Lazaro-Schmidt waved the gold fork. “The Russians were without significant style or substance. Molotov, Beria, a few elevated apparatchiks. They were there to betray Butcher Stalin and the Communist International, and I credit them only with their ardent belief that informed leftists and rightists must unite to survive a certain postwar apocalypse. Our Nazi Kameraden were quite another barrel of fish. They shared the revelation with comparable urgency and comported themselves with inestimable class. Wilhelm Canaris was most cultured and gracious. Ernst Kaltenbrunner was thin, gorgeously attired, and six and a half feet tall. My acquaintance Meyer Gelb drove the German contingent around Ensenada, without their ever once suspecting that he was a Jew.”
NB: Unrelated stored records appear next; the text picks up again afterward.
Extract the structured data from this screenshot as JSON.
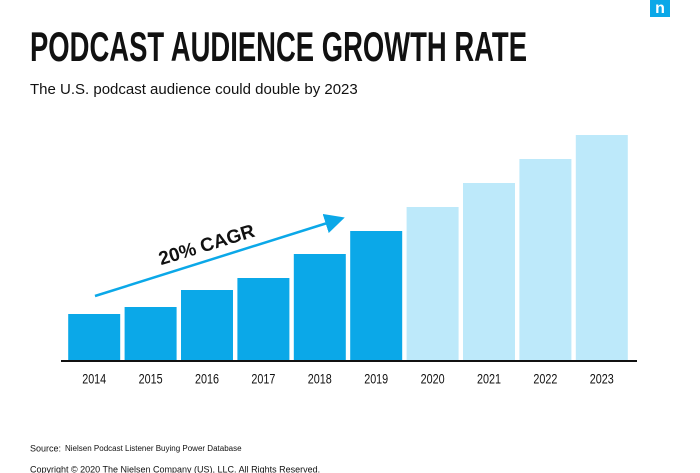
{
  "chart_data": {
    "type": "bar",
    "title": "PODCAST AUDIENCE GROWTH RATE",
    "subtitle": "The U.S. podcast audience could double by 2023",
    "annotation": "20% CAGR",
    "categories": [
      "2014",
      "2015",
      "2016",
      "2017",
      "2018",
      "2019",
      "2020",
      "2021",
      "2022",
      "2023"
    ],
    "values": [
      46,
      53,
      70,
      82,
      106,
      129,
      153,
      177,
      201,
      225
    ],
    "colors": [
      "#0ba8e8",
      "#0ba8e8",
      "#0ba8e8",
      "#0ba8e8",
      "#0ba8e8",
      "#0ba8e8",
      "#bde9fa",
      "#bde9fa",
      "#bde9fa",
      "#bde9fa"
    ],
    "ylim": [
      0,
      225
    ],
    "source_label": "Source:",
    "source": "Nielsen Podcast Listener Buying Power Database",
    "copyright": "Copyright © 2020 The Nielsen Company (US), LLC. All Rights Reserved.",
    "logo": "n"
  }
}
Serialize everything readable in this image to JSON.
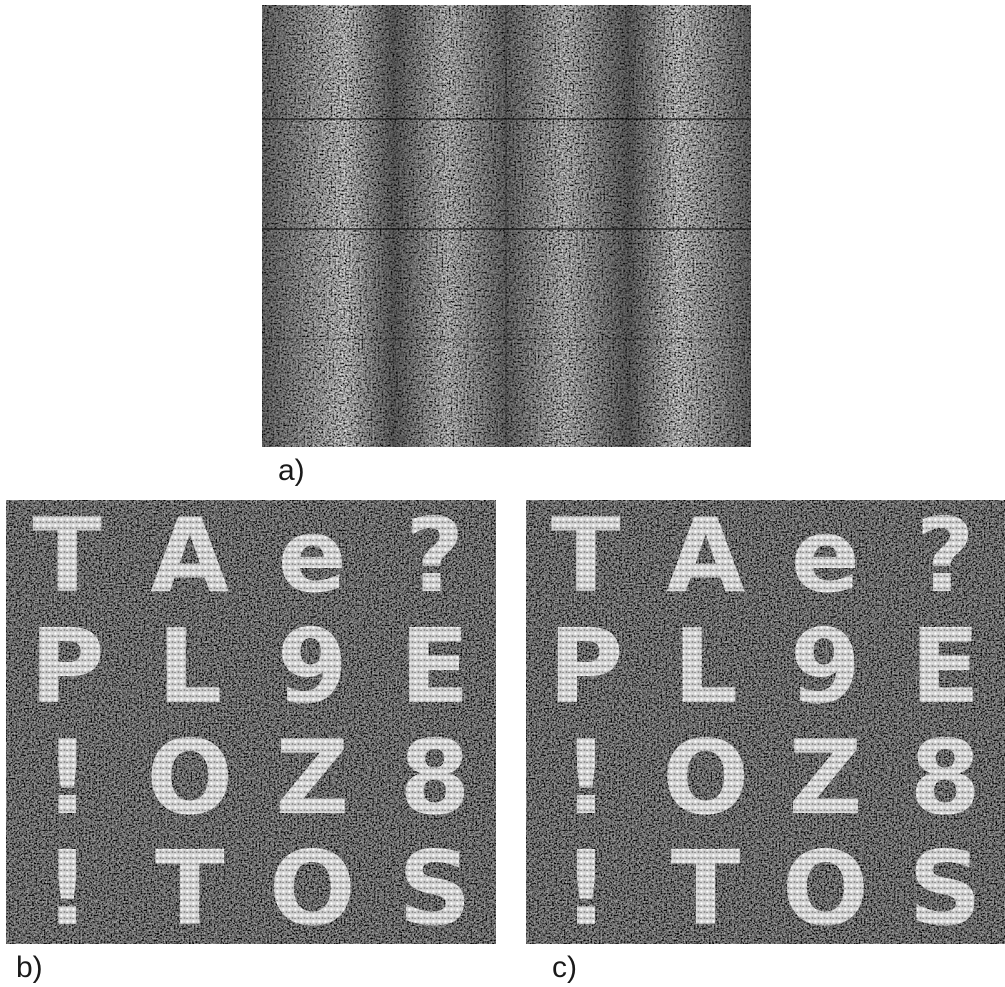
{
  "figure": {
    "panels": [
      {
        "id": "a",
        "label": "a)"
      },
      {
        "id": "b",
        "label": "b)",
        "grid_text": [
          [
            "T",
            "A",
            "e",
            "?"
          ],
          [
            "P",
            "L",
            "9",
            "E"
          ],
          [
            "!",
            "O",
            "Z",
            "8"
          ],
          [
            "!",
            "T",
            "O",
            "S"
          ]
        ]
      },
      {
        "id": "c",
        "label": "c)",
        "grid_text": [
          [
            "T",
            "A",
            "e",
            "?"
          ],
          [
            "P",
            "L",
            "9",
            "E"
          ],
          [
            "!",
            "O",
            "Z",
            "8"
          ],
          [
            "!",
            "T",
            "O",
            "S"
          ]
        ]
      }
    ],
    "colors": {
      "background": "#1c1c1c",
      "speckle": "#e8e8e8"
    }
  }
}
Red Meyer, redux. Dudley pondered it.
“Gelb attended the conference?”
“I’m sure he was there as a rogue Stalinist, and the tool of an enlightened faction within the Comintern. He served as a chauffeur, but was not privy to the conference itself.”
“But minutes of the conference do exist?”
“Yes. An American man took them with him at the end of the conference. I know nothing about this man, but I saw him leave for the airfield with a briefcase cuffed to his wrist.”
Dudley said, “Please describe the man.”
Lazaro-Schmidt said, “He was tall, and he had a southern accent.”
Constanza booked a suite at the del Norte. It was insolently close to his suite and Claire. They walked through the lobby, entwined. Beth and Young Joan sat in lounge chairs and saw them. Beth scowled. Young Joan scrutinized.
His body revved, his mind raced. They’d sniffed cocaine in the cab. The seditious siblings, the gold, some elliptical gap. They hadn’t discussed the heist/the fire/the gold’s full origins. They assumed each other’s lust for possession and possessive intent. The sibs went back with Kyoho Hanamaka. Governor Juan attended the confab and knew Meyer Gelb. His body revved, his mind raced. Tell me everything. He almost shrieked it.
They elevatored up to the suite. Constanza pushed him into the back wall and held him there with her mouth. She kissed his eyes and his neck. The doors slid open. She grabbed his waistband and pulled him down the hall. He fumbled the key out of her clutch and unlocked the suite.
The front room was all dark shapes and shadows. He kicked the door shut and pushed Constanza into a chair. He dropped to his knees and held her there with his mouth.